Each year over $1.7 billion is paid by governments or government organizations to other governments in lieu of property tax. For the federal government, over $500 million in PILTs, are made by the Public Works Canada or Crown corporations to provinces, local governments and taxing First Nations for federally-owned properties (e.g., RCMP buildings, border facilities, Canada Post, CMHC). First Nations who have property tax laws and federal property on their lands are eligible to receive PILTs; but must complete an application each year for the PILT (for more information visit the PILT website at http://www.tpsgc-pwgsc.gc.ca/biens-property/peri-pilt/index-eng.html).

In the case of provinces, similar payments are made by the province or provincial Crown organizations to local governments for provincially-owned properties (e.g., provincial office buildings, SaskPower, BC Ferries, LCBO, Manitoba Hydro). These provincial payments are often termed “grants in lieu of taxation” (GILTs).

PILTs and GILTs evolved because of the “Crown immunity” reflected in section 125 of the Constitution.
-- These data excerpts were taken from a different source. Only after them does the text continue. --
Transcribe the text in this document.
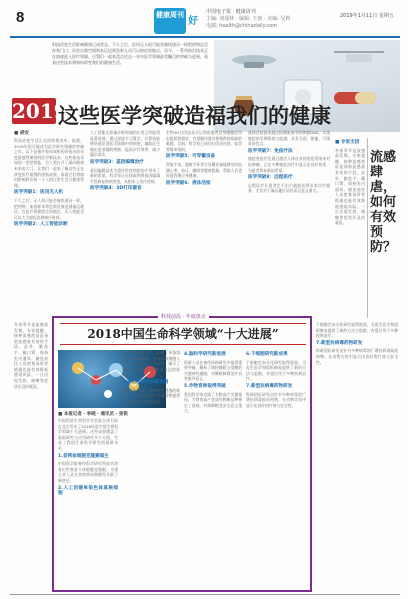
8	健康周刊
好
中国电子报 · 健康周刊
主编: 刘成林 · 编辑: 王雨 · 美编: 吴莉
电邮: health@chinadaily.com
2019年1月11日 星期五
科技改变生活影响健康已成常态。不久之后，医用无人机可能会像快递员一样把药物送至你家门口，而会自我空间和本运送到急救人员可以接近的地点。而今，一系列前沿技术正在加速进入医疗领域，让我们一起来盘点过去一年中医学领域最受瞩目的突破与进展，看看这些技术将如何改变我们的健康生活。
2019
这些医学突破造福我们的健康
■ 胡安
科技改变生活正在持续推进中。据悉，2019年很可能成为医学研究领域的突破之年。以下是被多家权威机构评选出的年度最值得期待的医学新技术。这些新技术如同一把把钥匙，为人类打开了通向健康未来的大门。让我们一起来了解这些正在改变医疗面貌的创新成果，看看它们将如何影响我们每一个人的日常生活与健康管理。
医学突破1：医用无人机
不久之后，无人机可能会像快递员一样，把药物、血液样本和急救设备送到偏远地区。在医疗资源匮乏的地区，无人机配送可以大大缩短急救响应时间。
医学突破2：人工智能诊断
人工智能在影像诊断领域的应用已经取得显著进展。通过深度学习算法，计算机能够快速识别医学影像中的病变，辅助医生做出更准确的判断，提高诊疗效率，减少漏诊误诊。
医学突破3：基因编辑治疗
基因编辑技术为遗传性疾病的治疗带来了新的希望。科学家正在探索利用基因编辑手段修复致病突变，从根本上治疗疾病。
医学突破4：3D打印器官
生物3D打印技术可以利用患者自身细胞打印出组织和器官，有望解决器官移植供体短缺的难题。目前，科学家已成功打印出皮肤、软骨等简单组织。
医学突破5：可穿戴设备
智能手表、健康手环等可穿戴设备能够实时监测心率、血压、睡眠等健康数据，帮助人们更好地管理自身健康。
医学突破6：液体活检
液体活检技术通过检测血液中的肿瘤DNA，实现癌症的早期筛查与监测，具有无创、便捷、可重复的优点。
医学突破7：免疫疗法
癌症免疫疗法通过激活人体自身的免疫系统来对抗肿瘤，已在多种癌症治疗中显示出良好效果，为患者带来新的希望。
医学突破8：远程医疗
远程医疗让患者足不出户就能获得专家诊疗服务，尤其对于偏远地区居民而言意义重大。
■ 专家支招
冬春季节是流感高发期。专家提醒，接种流感疫苗是预防流感最有效的手段。此外，勤洗手、戴口罩、保持室内通风、避免前往人员密集场所等措施也能有效降低感染风险。一旦出现发热、咳嗽等症状应及时就医。
流感肆虐，如何有效预防？
干细胞定向分化研究取得进展，为再生医学和组织修复提供了新的方法与思路，有望应用于多种疾病治疗。
7.新型抗病毒药物研发
科研团队研发出针对多种病毒的广谱抗病毒候选药物，在动物实验中显示出良好的疗效与安全性。
冬春季节是流感高发期。专家提醒，接种流感疫苗是预防流感最有效的手段。此外，勤洗手、戴口罩、保持室内通风、避免前往人员密集场所等措施也能有效降低感染风险。一旦出现发热、咳嗽等症状应及时就医。
科技前沿 · 年度盘点
2018中国生命科学领域“十大进展”
■ 本报记者 · 李晓 · 通讯员 · 张锐
中国科协生命科学学会联合体日前在北京发布了2018年度中国生命科学领域十大进展。这些成果涵盖了基础研究与应用研究多个方面，代表了我国生命科学研究的最新水平。
1.首例体细胞克隆猴诞生
中国科学院神经科学研究所成功培育出世界首个体细胞克隆猴，为建立非人灵长类疾病动物模型开辟了新途径。
2.人工创建单染色体真核细胞
中国科学家首次人工创建了单条染色体的真核细胞，是继原核细胞人工合成之后的又一里程碑，揭示了染色体三维结构对基因表达的影响。
3.揭示肿瘤免疫新机制
研究团队发现了肿瘤免疫逃逸的新机制，为开发新型抗肿瘤药物提供了重要靶点与理论依据。
4.脑科学研究新进展
科研人员在神经环路研究中取得重要突破，解析了调控睡眠与觉醒的关键神经通路，对睡眠障碍治疗具有指导意义。
5.作物育种取得突破
我国科学家克隆了水稻高产关键基因，为培育高产优质作物新品种奠定了基础，对保障粮食安全意义重大。
6.干细胞研究新成果
干细胞定向分化研究取得进展，为再生医学和组织修复提供了新的方法与思路，有望应用于多种疾病治疗。
7.新型抗病毒药物研发
科研团队研发出针对多种病毒的广谱抗病毒候选药物，在动物实验中显示出良好的疗效与安全性。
Section 125 provides an intergovernmental immunity from taxation on “…lands or property belonging to Canada or any province…”. PILTs and GILTs therefore enable the federal and provincial governments to contribute to the cost of local services while ensuring section 125 is not contravened. Most PILTs and GILTs are based on legislation (e.g., the federal Payments in Lieu of Taxation Act or Ontario’s Electricity Act), but in some cases are based on provincial policy.
While the vast majority of local governments receive PILTs and GILTs for federally-owned and provincially-owned properties situated in their jurisdictions, only a small fraction of the Canada’s First Nations receive these payments (currently four First Nations receive federal PILTs, despite the fact that there are over 100 federal properties on reserve across the country.).Though there are several reasons for this disparity (e.g., not all First Nations have tax regimes, and the amount of federal and provincial property on reserve is less than off- reserve), the most noteworthy reason is nearly all provincial governments and their Crown corporations have not extended PILTs to First Nation governments. For example, legislation supporting BC Hydro empowers the company to pay GILTs to BC cities and towns, but not to First Nation governments in BC. The same is true for SaskPower, NB Power, SaskTel, and Manitoba Hydro. All of these provincial Crown corporations occupy interests on reserve, but do not pay GILTs to First Nations.

To get a better appreciation of the PILT and GILT revenue loss experienced by First Nations, the FNTC recently commissioned economic research on federal and provincial PILT and GILT programs. This research, along with recent changes to the FMA, will greatly assist the FNTC in increasing awareness, and supporting First Nations who are taking their case for fairness to provincial policy-makers. Provincial governments will need to change their current approach to GILTs so First Nation governments are treated equally in the application of GILT programs.